Aos 87 anos, a norte-americana Mary Higgins Clark dispensa grandes apresentações. Com dezenas de títulos publicados (muitos deles com edição portuguesa) e 150 milhões de livros vendidos em todo o mundo, a antiga secretária e hospedeira ganhou fama internacional por culpa de uma escrita onde o suspense é imagem de marca.
Para muito a mais verdadeira herdeira do legado de Agatha Christie, Clark ganhou a alcunha de Rainha do Suspense, gozando de uma reputação única nos meandros da chamada literatura policial. Como que a provar isso mesmo chega-nos agora “O Azul dos Teus Olhos” (Bertrand Editora, 2015), um romance construído com base em dois enredos que se complementam, tornando esta obra numa espécie de “dois-em-um”.

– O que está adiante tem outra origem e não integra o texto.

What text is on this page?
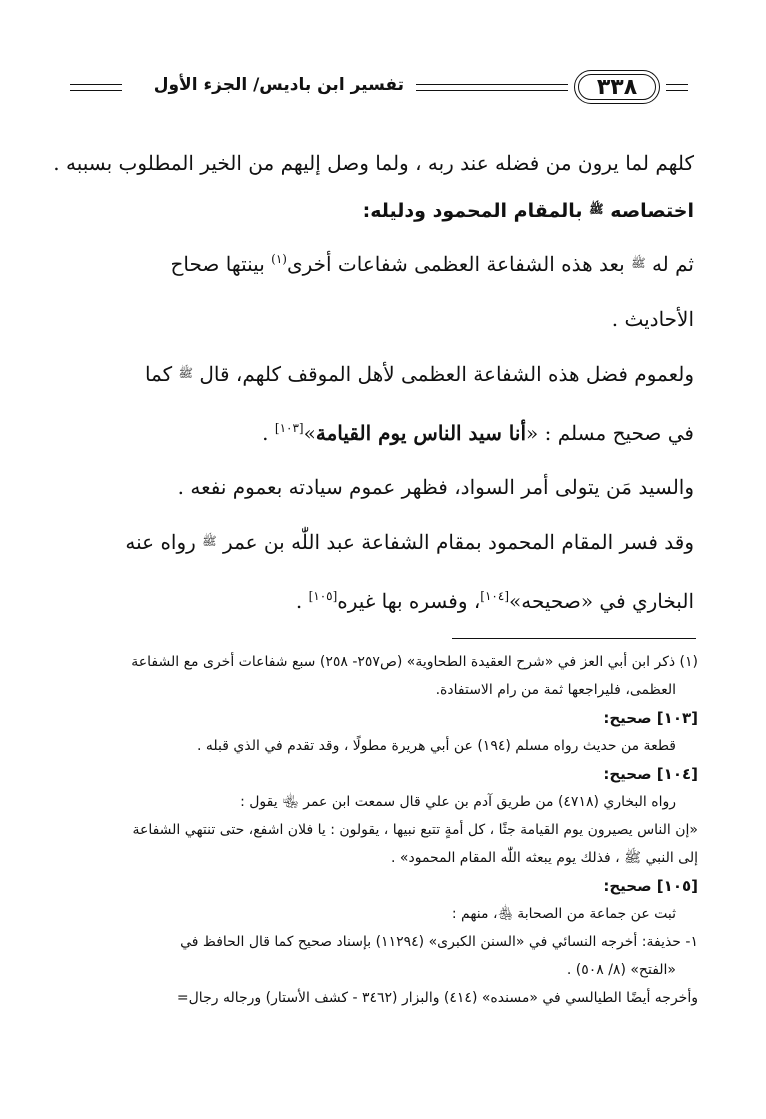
تفسير ابن باديس/ الجزء الأول	٣٣٨

كلهم لما يرون من فضله عند ربه ، ولما وصل إليهم من الخير المطلوب بسببه .

اختصاصه $^ﷺ$ بالمقام المحمود ودليله:

ثم له $^ﷺ$ بعد هذه الشفاعة العظمى شفاعات أخرى$^{(١)}$ بينتها صحاح

الأحاديث .

ولعموم فضل هذه الشفاعة العظمى لأهل الموقف كلهم، قال $^ﷺ$ كما

في صحيح مسلم : «أنا سيد الناس يوم القيامة»[١٠٣] .

والسيد مَن يتولى أمر السواد، فظهر عموم سيادته بعموم نفعه .

وقد فسر المقام المحمود بمقام الشفاعة عبد اللّٰه بن عمر $^ﷺ$ رواه عنه

البخاري في «صحيحه»[١٠٤]، وفسره بها غيره[١٠٥] .

(١) ذكر ابن أبي العز في «شرح العقيدة الطحاوية» (ص٢٥٧- ٢٥٨) سبع شفاعات أخرى مع الشفاعة

العظمى، فليراجعها ثمة من رام الاستفادة.

[١٠٣] صحيح:

قطعة من حديث رواه مسلم (١٩٤) عن أبي هريرة مطولًا ، وقد تقدم في الذي قبله .

[١٠٤] صحيح:

رواه البخاري (٤٧١٨) من طريق آدم بن علي قال سمعت ابن عمر ﵄ يقول :

«إن الناس يصيرون يوم القيامة جثًا ، كل أمةٍ تتبع نبيها ، يقولون : يا فلان اشفع، حتى تنتهي الشفاعة

إلى النبي ﷺ ، فذلك يوم يبعثه اللّٰه المقام المحمود» .

[١٠٥] صحيح:

ثبت عن جماعة من الصحابة ﵃، منهم :

١- حذيفة: أخرجه النسائي في «السنن الكبرى» (١١٢٩٤) بإسناد صحيح كما قال الحافظ في

«الفتح» (٨/ ٥٠٨) .

وأخرجه أيضًا الطيالسي في «مسنده» (٤١٤) والبزار (٣٤٦٢ - كشف الأستار) ورجاله رجال=
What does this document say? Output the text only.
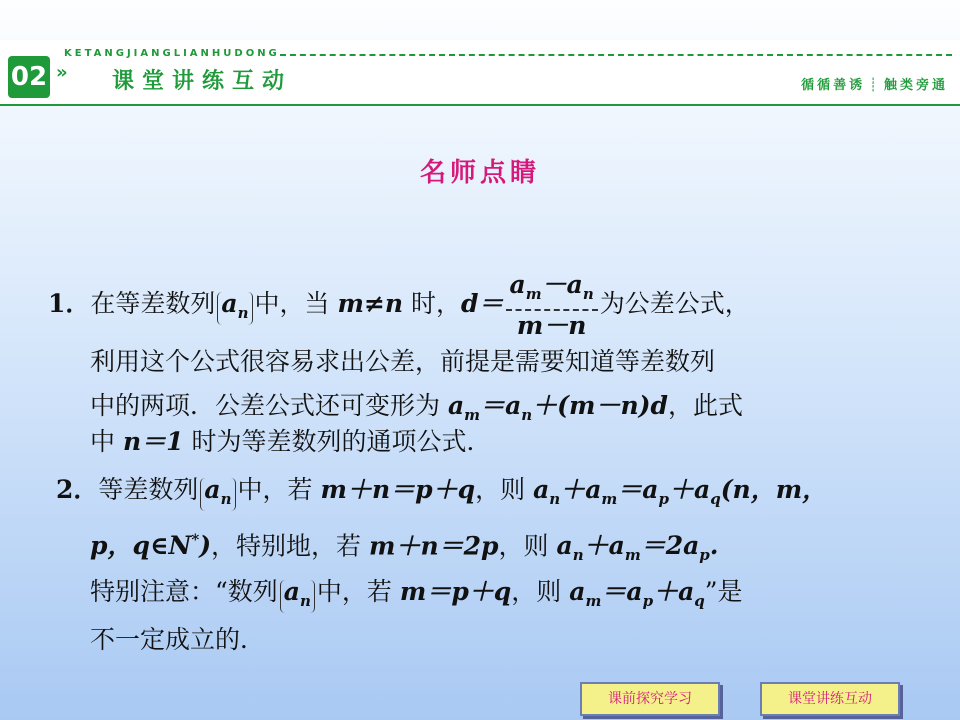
02 »
KETANGJIANGLIANHUDONG
课堂讲练互动	循循善诱 ┊ 触类旁通
名师点睛
1．在等差数列 $a_n$ 中，当 m≠n 时，$d= \frac{a_m-a_n}{m-n}$ 为公差公式，
利用这个公式很容易求出公差，前提是需要知道等差数列
中的两项．公差公式还可变形为 $a_m=a_n+(m-n)d$，此式
中 n＝1 时为等差数列的通项公式．
2．等差数列 $a_n$ 中，若 m＋n＝p＋q，则 $a_n+a_m=a_p+a_q(n$，m，
p，q∈N*)，特别地，若 m＋n＝2p，则 $a_n+a_m=2a_p$.
特别注意：“数列 $a_n$ 中，若 m＝p＋q，则 $a_m=a_p+a_q$”是
不一定成立的．
课前探究学习	课堂讲练互动
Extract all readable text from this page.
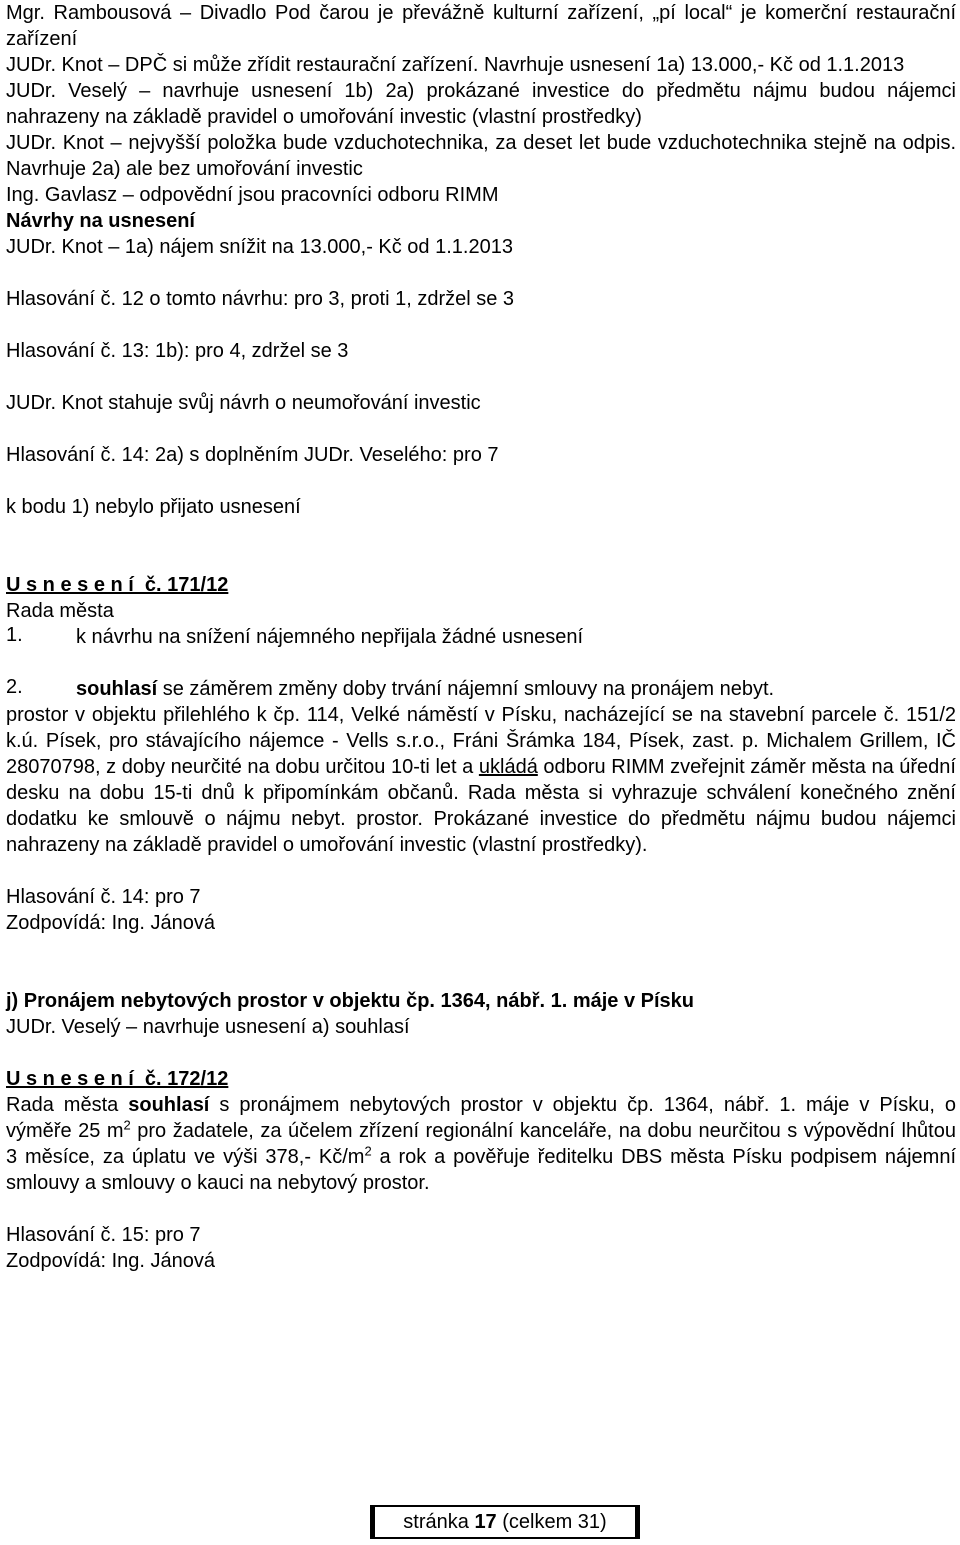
Mgr. Rambousová – Divadlo Pod čarou je převážně kulturní zařízení, „pí local“ je komerční restaurační zařízení

JUDr. Knot – DPČ si může zřídit restaurační zařízení. Navrhuje usnesení 1a) 13.000,- Kč od 1.1.2013

JUDr. Veselý – navrhuje usnesení 1b) 2a) prokázané investice do předmětu nájmu budou nájemci nahrazeny na základě pravidel o umořování investic (vlastní prostředky)

JUDr. Knot – nejvyšší položka bude vzduchotechnika, za deset let bude vzduchotechnika stejně na odpis. Navrhuje 2a) ale bez umořování investic

Ing. Gavlasz – odpovědní jsou pracovníci odboru RIMM

Návrhy na usnesení

JUDr. Knot – 1a) nájem snížit na 13.000,- Kč od 1.1.2013

Hlasování č. 12 o tomto návrhu: pro 3, proti 1, zdržel se 3

Hlasování č. 13: 1b): pro 4, zdržel se 3

JUDr. Knot stahuje svůj návrh o neumořování investic

Hlasování č. 14: 2a) s doplněním JUDr. Veselého: pro 7

k bodu 1) nebylo přijato usnesení

U s n e s e n í  č. 171/12

Rada města

1.	k návrhu na snížení nájemného nepřijala žádné usnesení
2.	souhlasí se záměrem změny doby trvání nájemní smlouvy na pronájem nebyt.

prostor v objektu přilehlého k čp. 114, Velké náměstí v Písku, nacházející se na stavební parcele č. 151/2 k.ú. Písek, pro stávajícího nájemce - Vells s.r.o., Fráni Šrámka 184, Písek, zast. p. Michalem Grillem, IČ 28070798, z doby neurčité na dobu určitou 10-ti let a ukládá odboru RIMM zveřejnit záměr města na úřední desku na dobu 15-ti dnů k připomínkám občanů. Rada města si vyhrazuje schválení konečného znění dodatku ke smlouvě o nájmu nebyt. prostor. Prokázané investice do předmětu nájmu budou nájemci nahrazeny na základě pravidel o umořování investic (vlastní prostředky).

Hlasování č. 14: pro 7

Zodpovídá: Ing. Jánová

j) Pronájem nebytových prostor v objektu čp. 1364, nábř. 1. máje v Písku

JUDr. Veselý – navrhuje usnesení a) souhlasí

U s n e s e n í  č. 172/12

Rada města souhlasí s pronájmem nebytových prostor v objektu čp. 1364, nábř. 1. máje v Písku, o výměře 25 $m^2$ pro žadatele, za účelem zřízení regionální kanceláře, na dobu neurčitou s výpovědní lhůtou 3 měsíce, za úplatu ve výši 378,- $Kč/m^2$ a rok a pověřuje ředitelku DBS města Písku podpisem nájemní smlouvy a smlouvy o kauci na nebytový prostor.

Hlasování č. 15: pro 7

Zodpovídá: Ing. Jánová

stránka 17 (celkem 31)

Há cerca de cinco anos, o Dr. Greg Moran – marido de Laurie – é morto por um psicopata que perseguia a sua família. A única testemunha ocular do assassino foi Timmy, filho do casal, na altura com apenas três anos. Na retina de Timmy ficaram os diabólicos e penetrantes olhos azuis do assassino, que se tornaram uma presença habitual dos seus constantes pesadelos.
Mas Laurie é perseguida por mais do que a perda do marido e o tormento de Timmy. Quando a criança conseguiu fugir do cenário do crime, o assassino, escondido por um lenço que lhe cobria o rosto, gritou a pior das ameaças: «Diz à tua mãe que a seguir é ela. E depois, és tu».
No presente, Laurie enfrenta novamente um homicídio, ainda que desta vez ficcionado e no papel de produtora de um programa televisivo que versa sobre crimes reais. A temporada abre com o caso de Betsy Powell, um mistério que ainda está por resolver passadas duas décadas. Nessa altura, a socialite Betsy foi encontrada morta, asfixiada na sua cama. O corpo foi descoberto pela sua filha e mais três amigas que chegavam da sua festa de finalistas. O caso assolou os órgãos de comunicação social por todo o país.
Agora, com a colaboração dos convidados, Laurie “reabre” o caso, mas quando as gravações começam torna-se claro que cada um dos presentes tem segredos por revelar. O passado não é um cenário pacífico e resolvido para aquelas mentes que sentem ainda, de perto, um par de olhos azuis que as observam.
Somos assim transportados para um universo muito ao género da já referida Agatha Christie, sendo que na narrativa de “O Azul dos Teus Olhos” Clark recorre mesmo à referência do clássico “Crime no Expresso do Oriente”. Tal como no complexo mundo de Poirot, também aqui todos os suspeitos são criaturas desprezíveis e qualquer um poderá ser o assassino.
E, tal como Christie, Mary Higging Clark exibe uma visão sombria da humanidade. Enquanto devora as páginas deste livro, o leitor é confrontado com roubos, extorsão, vários adultérios, incestos e crueldades várias, entre um “elenco” onde todos se odeiam…de morte.
A narrativa flui com naturalidade, a escrita é simples, directa e viciante, as personagens são interessantes e o suspense está sempre, mas sempre, presente. Ainda assim, o final pauta-se por alguma previsibilidade e leva o leitor a pensar em mais alternativas para o epílogo.